When he had finished Troy covered her face with her hands. It was an uncharacteristic gesture. She turned away to the windows. Dr. Carmichael looked from her to Alleyn and left the studio.

“I wouldn’t have had this happen,” Alleyn said, “for all the world.”

“Don’t give it another thought,” she mumbled into his sweater and helped herself to his handkerchief. “It’s nothing. It’s just the fact of that room along there. Off the landing. You know — behind the locked door. Like a Bluebeard’s chamber. I can’t stop thinking about it. It’s kind of got me down a bit.”

“I know.”

“And now — Maria. Going in there. Damn!” said Troy and stamped. “I’d got myself all arranged not to be a burden and now look at me.”

“Could it be that you’ve done a morsel too much self-arranging and I’ve done a morsel too much male chauvinism, although, I must say,” Alleyn confessed, “I’m never quite sure what the ladies mean by the phrase. Have a good blow,” he added as Troy was making gingerly use of his handkerchief. She obeyed noisily and said she was feeling better.

“What would Br’er Fox say to me?” she asked and answered herself. Alleyn joined in.

“ ‘We’ll have to get you in the Force, Mrs. Alleyn,’ ” they quoted in unison.

“And wouldn’t I make a pretty hash of it if you did,” said Troy.

“You’ve done jolly well with the half-burnt envelope. Classic stuff that and very useful. It forced Marco to come tolerably clean.”

“Well, come, that’s something.”

“It’s half an hour to lunch time. How about putting a bit of slap on your pink nose and coming for a brisk walk.”

“Lunch!” said Troy, “and Mr. Reece’s massive small talk. And food! More food!”

“Perhaps the cook will have cut it down to clear soup and a slice of ham. Anyway, come on.”

“All right,” said Troy.

So they went out of doors, where the sun shone, the dark wet trees glittered, the Lake was spangled, and the mountains were fresh, as if, it seemed, from creation’s hand. The morning was alive with bird song, sounds that might have been the voice of the bush itself, its hidden waters, its coolness, its primordial detachment.

They walked round the house to the empty hangar and thence, across the landing ground, to the path through the bush and arrived at the lakeside.

“Wet earth and greenery again,” said Troy. “The best smell there is.”

“The Maori people had a god-hero called Maui. He went fishing, and hauled up the South Island.”

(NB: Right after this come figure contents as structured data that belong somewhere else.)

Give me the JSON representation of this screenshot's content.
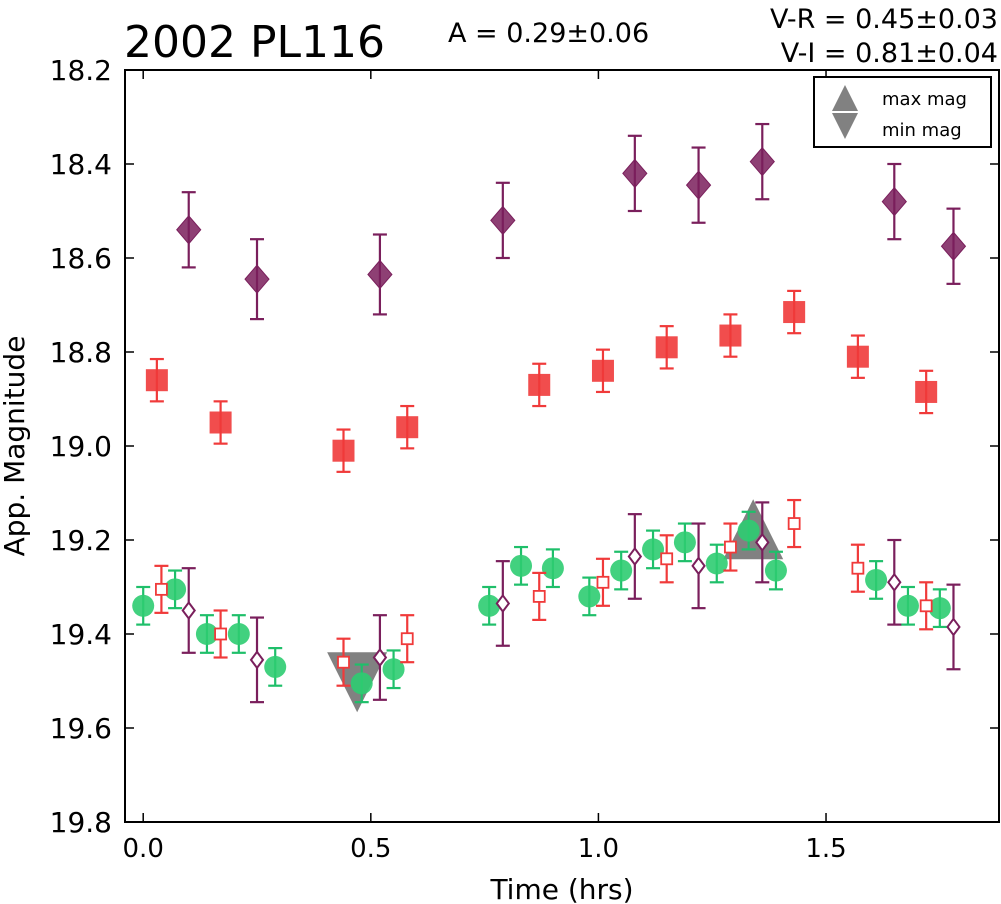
{
  "header": {
    "title": "2002 PL116",
    "amplitude": "A  = 0.29±0.06",
    "vr": "V-R = 0.45±0.03",
    "vi": "V-I  = 0.81±0.04"
  },
  "legend": {
    "items": [
      {
        "label": "max mag",
        "marker": "triangle-up"
      },
      {
        "label": "min mag",
        "marker": "triangle-down"
      }
    ]
  },
  "colors": {
    "purple": "#7a1f5c",
    "red": "#f03a3a",
    "green": "#2ecc71",
    "green_err": "#1fbf6a",
    "gray": "#6b6b6b"
  },
  "chart_data": {
    "type": "scatter",
    "title": "2002 PL116",
    "xlabel": "Time (hrs)",
    "ylabel": "App. Magnitude",
    "xlim": [
      -0.04,
      1.88
    ],
    "ylim": [
      19.8,
      18.2
    ],
    "y_inverted": true,
    "xticks": [
      0.0,
      0.5,
      1.0,
      1.5
    ],
    "xtick_labels": [
      "0.0",
      "0.5",
      "1.0",
      "1.5"
    ],
    "yticks": [
      18.2,
      18.4,
      18.6,
      18.8,
      19.0,
      19.2,
      19.4,
      19.6,
      19.8
    ],
    "ytick_labels": [
      "18.2",
      "18.4",
      "18.6",
      "18.8",
      "19.0",
      "19.2",
      "19.4",
      "19.6",
      "19.8"
    ],
    "grid": false,
    "legend_position": "top-right",
    "series": [
      {
        "marker": "diamond-filled",
        "color": "#7a1f5c",
        "points": [
          [
            0.1,
            18.54,
            0.08
          ],
          [
            0.25,
            18.645,
            0.085
          ],
          [
            0.52,
            18.635,
            0.085
          ],
          [
            0.79,
            18.52,
            0.08
          ],
          [
            1.08,
            18.42,
            0.08
          ],
          [
            1.22,
            18.445,
            0.08
          ],
          [
            1.36,
            18.395,
            0.08
          ],
          [
            1.65,
            18.48,
            0.08
          ],
          [
            1.78,
            18.575,
            0.08
          ]
        ]
      },
      {
        "marker": "square-filled",
        "color": "#f03a3a",
        "points": [
          [
            0.03,
            18.86,
            0.045
          ],
          [
            0.17,
            18.95,
            0.045
          ],
          [
            0.44,
            19.01,
            0.045
          ],
          [
            0.58,
            18.96,
            0.045
          ],
          [
            0.87,
            18.87,
            0.045
          ],
          [
            1.01,
            18.84,
            0.045
          ],
          [
            1.15,
            18.79,
            0.045
          ],
          [
            1.29,
            18.765,
            0.045
          ],
          [
            1.43,
            18.715,
            0.045
          ],
          [
            1.57,
            18.81,
            0.045
          ],
          [
            1.72,
            18.885,
            0.045
          ]
        ]
      },
      {
        "marker": "circle-filled",
        "color": "#2ecc71",
        "points": [
          [
            0.0,
            19.34,
            0.04
          ],
          [
            0.07,
            19.305,
            0.04
          ],
          [
            0.14,
            19.4,
            0.04
          ],
          [
            0.21,
            19.4,
            0.04
          ],
          [
            0.29,
            19.47,
            0.04
          ],
          [
            0.48,
            19.505,
            0.04
          ],
          [
            0.55,
            19.475,
            0.04
          ],
          [
            0.76,
            19.34,
            0.04
          ],
          [
            0.83,
            19.255,
            0.04
          ],
          [
            0.9,
            19.26,
            0.04
          ],
          [
            0.98,
            19.32,
            0.04
          ],
          [
            1.05,
            19.265,
            0.04
          ],
          [
            1.12,
            19.22,
            0.04
          ],
          [
            1.19,
            19.205,
            0.04
          ],
          [
            1.26,
            19.25,
            0.04
          ],
          [
            1.33,
            19.18,
            0.04
          ],
          [
            1.39,
            19.265,
            0.04
          ],
          [
            1.61,
            19.285,
            0.04
          ],
          [
            1.68,
            19.34,
            0.04
          ],
          [
            1.75,
            19.345,
            0.04
          ]
        ]
      },
      {
        "marker": "square-open",
        "color": "#f03a3a",
        "points": [
          [
            0.04,
            19.305,
            0.05
          ],
          [
            0.17,
            19.4,
            0.05
          ],
          [
            0.44,
            19.46,
            0.05
          ],
          [
            0.58,
            19.41,
            0.05
          ],
          [
            0.87,
            19.32,
            0.05
          ],
          [
            1.01,
            19.29,
            0.05
          ],
          [
            1.15,
            19.24,
            0.05
          ],
          [
            1.29,
            19.215,
            0.05
          ],
          [
            1.43,
            19.165,
            0.05
          ],
          [
            1.57,
            19.26,
            0.05
          ],
          [
            1.72,
            19.34,
            0.05
          ]
        ]
      },
      {
        "marker": "diamond-open",
        "color": "#7a1f5c",
        "points": [
          [
            0.1,
            19.35,
            0.09
          ],
          [
            0.25,
            19.455,
            0.09
          ],
          [
            0.52,
            19.45,
            0.09
          ],
          [
            0.79,
            19.335,
            0.09
          ],
          [
            1.08,
            19.235,
            0.09
          ],
          [
            1.22,
            19.255,
            0.09
          ],
          [
            1.36,
            19.205,
            0.085
          ],
          [
            1.65,
            19.29,
            0.09
          ],
          [
            1.78,
            19.385,
            0.09
          ]
        ]
      },
      {
        "marker": "triangle-up",
        "color": "#6b6b6b",
        "label": "max mag",
        "points": [
          [
            1.34,
            19.19
          ]
        ]
      },
      {
        "marker": "triangle-down",
        "color": "#6b6b6b",
        "label": "min mag",
        "points": [
          [
            0.47,
            19.49
          ]
        ]
      }
    ]
  }
}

“Quite recently, by the feel of it.”

“Geologically it was, in fact, thrust up from the ocean bed by volcanic action. I’ve no idea,” said Alleyn, “whether it was a slow process or a sudden commotion. It’s exciting to imagine it heaving up all of a sudden with the waters pouring down the flanks of its mountains, sweeping across its plains and foaming back into the sea. But I daresay it was a matter of eons rather than minutes.”

“And you say there are now lots and lots of painters, busy as bees, having a go at”—Troy waved an arm at the prospect— “all that.”